2 Replies Latest reply on Oct 6, 2017 12:19 PM by rsmith

    LAG problems

    rsmith

      My team is currently standing up a new cluster that has an SN2700 core ethernet switch on our boot network.  LAG links are working fine between this core and the leaf switches in the new cluster.  We also have an older cluster with an SX1036 ethernet switch serving as its core switch.  LAG links are also working fine between this older core switch and the older leaf switches in that cluster.  Several of us have tried to get LAG working between the SX1036 and SN2700 and we can't working link (single link works fine).  We've done typical troubleshooting looking for bad cables/ports etc.  We can find no differences comparing the configurations and status for working LAG links and the failing link.

       

      The SX1036 is a PPC switch and is running a much older firmware:

       

      Product name:      MLNX-OS

      Product release:   3.4.3002

      Build ID:          #1-dev

      Build date:        2015-07-30 20:13:15

      Target arch:       ppc

      Target hw:         m460ex

      Built by:          jenkins@fit74

      Version summary:   PPC_M460EX 3.4.3002 2015-07-30 20:13:15 ppc

       

      Product model:     ppc

       

      than the SN2700 (X86):

       

      Product name:      MLNX-OS

      Product release:   3.6.3200

      Build ID:          #1-dev

      Build date:        2017-03-09 17:55:58

      Target arch:       x86_64

      Target hw:         x86_64

      Built by:          jenkins@e3f42965d5ee

      Version summary:   X86_64 3.6.3200 2017-03-09 17:55:58 x86_64

       

      Product model:     x86onie

       

      The obvious thing to try is updating the firmware on the SX1036, but this cluster is in production and our team is nervous about messing with that core switch as it's pretty critical to our infrastructure.  Would a firmware mismatch cause this behavior.

       

      I have seen documentation indicating that MLAG doesn't work between PPC and X86 switches.  I sure hope that's not the case for LAG...

        • Re: LAG problems
          khwaja

          Hi Rick,

           

          LAG should work fine b/w SX1036 and the SN2700 switch. Only for MLAG we have the limitations of the cpu which should match for both the switches.

          Can you please verify your configs?

          Is this a regular LACP port channel b/w both the switches.

          What is the status of the second port which you are bundling in a LACP? Is it up/down/suspended?
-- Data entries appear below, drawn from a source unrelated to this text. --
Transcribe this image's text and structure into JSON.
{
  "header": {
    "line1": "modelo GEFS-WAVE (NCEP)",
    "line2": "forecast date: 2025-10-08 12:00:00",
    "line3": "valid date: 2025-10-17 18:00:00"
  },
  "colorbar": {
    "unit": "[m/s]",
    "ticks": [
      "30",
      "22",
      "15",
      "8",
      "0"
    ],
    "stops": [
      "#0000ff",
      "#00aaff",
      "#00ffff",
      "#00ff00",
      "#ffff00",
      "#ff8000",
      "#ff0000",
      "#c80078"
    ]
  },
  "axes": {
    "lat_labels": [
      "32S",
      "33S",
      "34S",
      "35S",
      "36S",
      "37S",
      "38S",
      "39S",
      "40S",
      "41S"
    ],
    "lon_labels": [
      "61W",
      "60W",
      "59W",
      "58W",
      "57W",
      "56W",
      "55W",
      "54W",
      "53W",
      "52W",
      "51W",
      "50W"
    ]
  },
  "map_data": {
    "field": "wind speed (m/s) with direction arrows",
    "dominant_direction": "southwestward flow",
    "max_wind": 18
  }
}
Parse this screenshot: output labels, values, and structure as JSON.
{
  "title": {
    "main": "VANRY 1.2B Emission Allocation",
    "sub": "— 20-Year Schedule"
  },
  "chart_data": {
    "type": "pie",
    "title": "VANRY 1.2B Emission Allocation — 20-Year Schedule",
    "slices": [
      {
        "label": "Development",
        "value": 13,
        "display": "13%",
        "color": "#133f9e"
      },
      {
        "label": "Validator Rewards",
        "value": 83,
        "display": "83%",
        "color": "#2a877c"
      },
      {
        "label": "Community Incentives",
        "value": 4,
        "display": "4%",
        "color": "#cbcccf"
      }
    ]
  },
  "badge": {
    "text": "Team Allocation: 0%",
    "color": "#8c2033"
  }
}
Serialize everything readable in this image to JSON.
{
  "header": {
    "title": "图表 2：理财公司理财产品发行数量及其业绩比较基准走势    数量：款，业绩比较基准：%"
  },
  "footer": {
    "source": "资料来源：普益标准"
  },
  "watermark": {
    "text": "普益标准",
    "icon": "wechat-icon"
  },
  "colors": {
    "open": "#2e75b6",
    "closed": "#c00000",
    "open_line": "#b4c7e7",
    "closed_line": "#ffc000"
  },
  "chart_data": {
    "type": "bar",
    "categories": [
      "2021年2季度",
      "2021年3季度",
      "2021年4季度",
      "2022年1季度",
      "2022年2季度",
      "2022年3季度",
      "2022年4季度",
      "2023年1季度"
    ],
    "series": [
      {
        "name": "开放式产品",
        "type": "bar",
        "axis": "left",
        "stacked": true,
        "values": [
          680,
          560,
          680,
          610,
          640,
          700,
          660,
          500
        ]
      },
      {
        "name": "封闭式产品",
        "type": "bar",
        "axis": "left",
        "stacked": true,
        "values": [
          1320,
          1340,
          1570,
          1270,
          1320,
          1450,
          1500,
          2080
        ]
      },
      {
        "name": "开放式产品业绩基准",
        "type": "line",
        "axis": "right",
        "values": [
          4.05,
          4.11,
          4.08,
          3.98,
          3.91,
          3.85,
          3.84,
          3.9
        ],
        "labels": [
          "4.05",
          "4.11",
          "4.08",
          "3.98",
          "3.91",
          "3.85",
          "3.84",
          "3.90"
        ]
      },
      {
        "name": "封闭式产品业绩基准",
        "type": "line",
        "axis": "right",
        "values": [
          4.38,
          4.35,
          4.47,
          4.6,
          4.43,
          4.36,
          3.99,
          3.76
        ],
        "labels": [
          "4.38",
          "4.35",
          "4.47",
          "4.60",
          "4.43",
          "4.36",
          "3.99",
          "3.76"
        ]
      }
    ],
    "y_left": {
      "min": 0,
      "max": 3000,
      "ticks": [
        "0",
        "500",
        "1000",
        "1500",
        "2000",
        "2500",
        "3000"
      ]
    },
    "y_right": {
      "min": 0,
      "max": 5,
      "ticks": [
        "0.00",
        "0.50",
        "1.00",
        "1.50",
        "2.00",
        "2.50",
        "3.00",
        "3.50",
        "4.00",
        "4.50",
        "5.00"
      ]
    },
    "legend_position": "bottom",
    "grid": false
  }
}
          Please share me the details.

           

          Thanks

          Khwaja

            • Re: LAG problems
              rsmith

              We're not using LACP.  We actually got it working by changing the port mode to "hybrid" instead of "trunk".  All of our other LAG links work fine in trunk mode.  We figure there's a misconfiguration somewhere in our system causing this, but we have a bunch of switches running at this point.  The hybrid workaround has bumped this pretty low on the priority queue, particularly as any debugging would likely bring down a link critical to production work.  But I'm all ears if somebody has an idea why we have this issue.  Thanks.